Stable Video Diffusion represents a return to Stability AI’s visual roots and will more effectively build on its current business and ecosystem.
What Text-to-Video Is and Is Not
It may be worth noting that some intentional confusion has been generated around the definition of the text-to-video category. Many of the virtual human companies that provide humanlike avatars speaking pre-determined “text” scripts began calling their solutions text-to-video. This was designed to help the companies appear to be more closely aligned with the rising interest in generative AI.
The marketing exercise was not entirely far-fetched. The user enters text, and the software generates a video with an avatar speaking that text. This is a useful product category with text and video involved.
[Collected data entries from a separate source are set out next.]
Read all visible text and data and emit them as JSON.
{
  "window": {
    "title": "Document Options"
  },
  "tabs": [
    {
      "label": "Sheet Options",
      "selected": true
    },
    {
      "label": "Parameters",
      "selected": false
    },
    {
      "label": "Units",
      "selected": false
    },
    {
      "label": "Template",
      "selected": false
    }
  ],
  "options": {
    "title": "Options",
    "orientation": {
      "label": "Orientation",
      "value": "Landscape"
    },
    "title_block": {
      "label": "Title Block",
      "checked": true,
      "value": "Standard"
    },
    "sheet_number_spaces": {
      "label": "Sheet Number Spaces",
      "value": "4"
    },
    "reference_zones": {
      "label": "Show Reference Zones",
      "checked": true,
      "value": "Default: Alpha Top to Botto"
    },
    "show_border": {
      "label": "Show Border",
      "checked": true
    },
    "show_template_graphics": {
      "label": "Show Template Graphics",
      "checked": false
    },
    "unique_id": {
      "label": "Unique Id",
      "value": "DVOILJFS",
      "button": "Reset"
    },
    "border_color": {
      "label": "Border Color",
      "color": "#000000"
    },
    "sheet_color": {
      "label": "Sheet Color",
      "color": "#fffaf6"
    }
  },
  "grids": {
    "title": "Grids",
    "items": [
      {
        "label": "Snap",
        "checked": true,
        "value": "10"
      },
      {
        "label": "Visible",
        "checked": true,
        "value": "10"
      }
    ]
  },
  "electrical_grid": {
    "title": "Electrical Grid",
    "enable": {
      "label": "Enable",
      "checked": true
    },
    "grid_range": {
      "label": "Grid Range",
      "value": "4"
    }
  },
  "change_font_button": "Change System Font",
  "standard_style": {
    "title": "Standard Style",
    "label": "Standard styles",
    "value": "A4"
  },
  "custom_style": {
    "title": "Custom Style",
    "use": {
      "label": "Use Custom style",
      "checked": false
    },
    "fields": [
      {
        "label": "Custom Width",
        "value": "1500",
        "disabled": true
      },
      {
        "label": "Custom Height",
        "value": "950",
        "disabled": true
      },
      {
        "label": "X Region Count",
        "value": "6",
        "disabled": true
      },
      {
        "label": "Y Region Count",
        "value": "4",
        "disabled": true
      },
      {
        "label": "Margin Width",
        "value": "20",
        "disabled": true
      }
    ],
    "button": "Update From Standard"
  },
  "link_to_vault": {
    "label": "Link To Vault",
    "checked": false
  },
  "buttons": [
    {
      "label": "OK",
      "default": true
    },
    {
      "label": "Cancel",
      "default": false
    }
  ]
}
However, it is not what we typically think of as text-to-X generative AI solutions, which are open-ended creation engines. The virtual human solutions are more accurately described as script-to-video solutions.
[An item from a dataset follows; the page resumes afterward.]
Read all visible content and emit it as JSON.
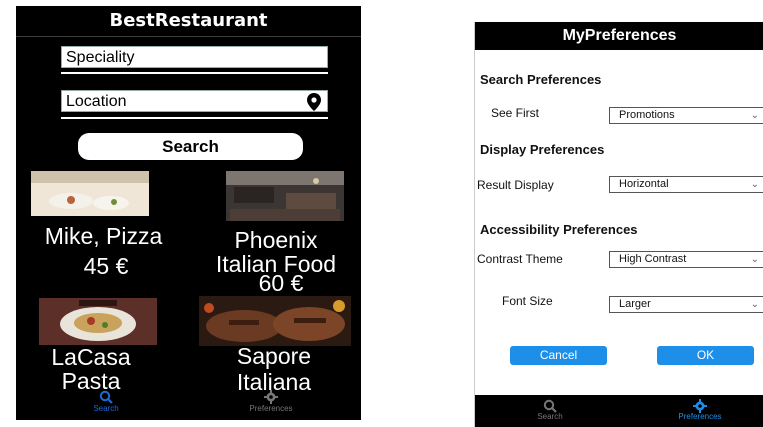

When you use Stable Diffusion, DALL-E, or MidJourney text-to-image solutions, simply enter text describing the image you want to be rendered. Runway, Make-a-Video, Phenaki, Stable Video Diffusion, and other text-to-video solutions work similarly. Script-to-video solutions are a different capability for a different use case. For a pure-play text-to-video solution, there is no script. Another way to think about this is that script-to-video is an application layer solution, while text-to-video is a capability layer solution that can be infused in a wide variety of applications.
It may be that some virtual human companies will expand their offerings to become more video-generation capability-focused, but I doubt that will happen. It may also be true that these companies have used the text-to-video term so widely that there will be confusion about the term, and we will need to assign another to the creation engines, such as Stable Video Diffusion.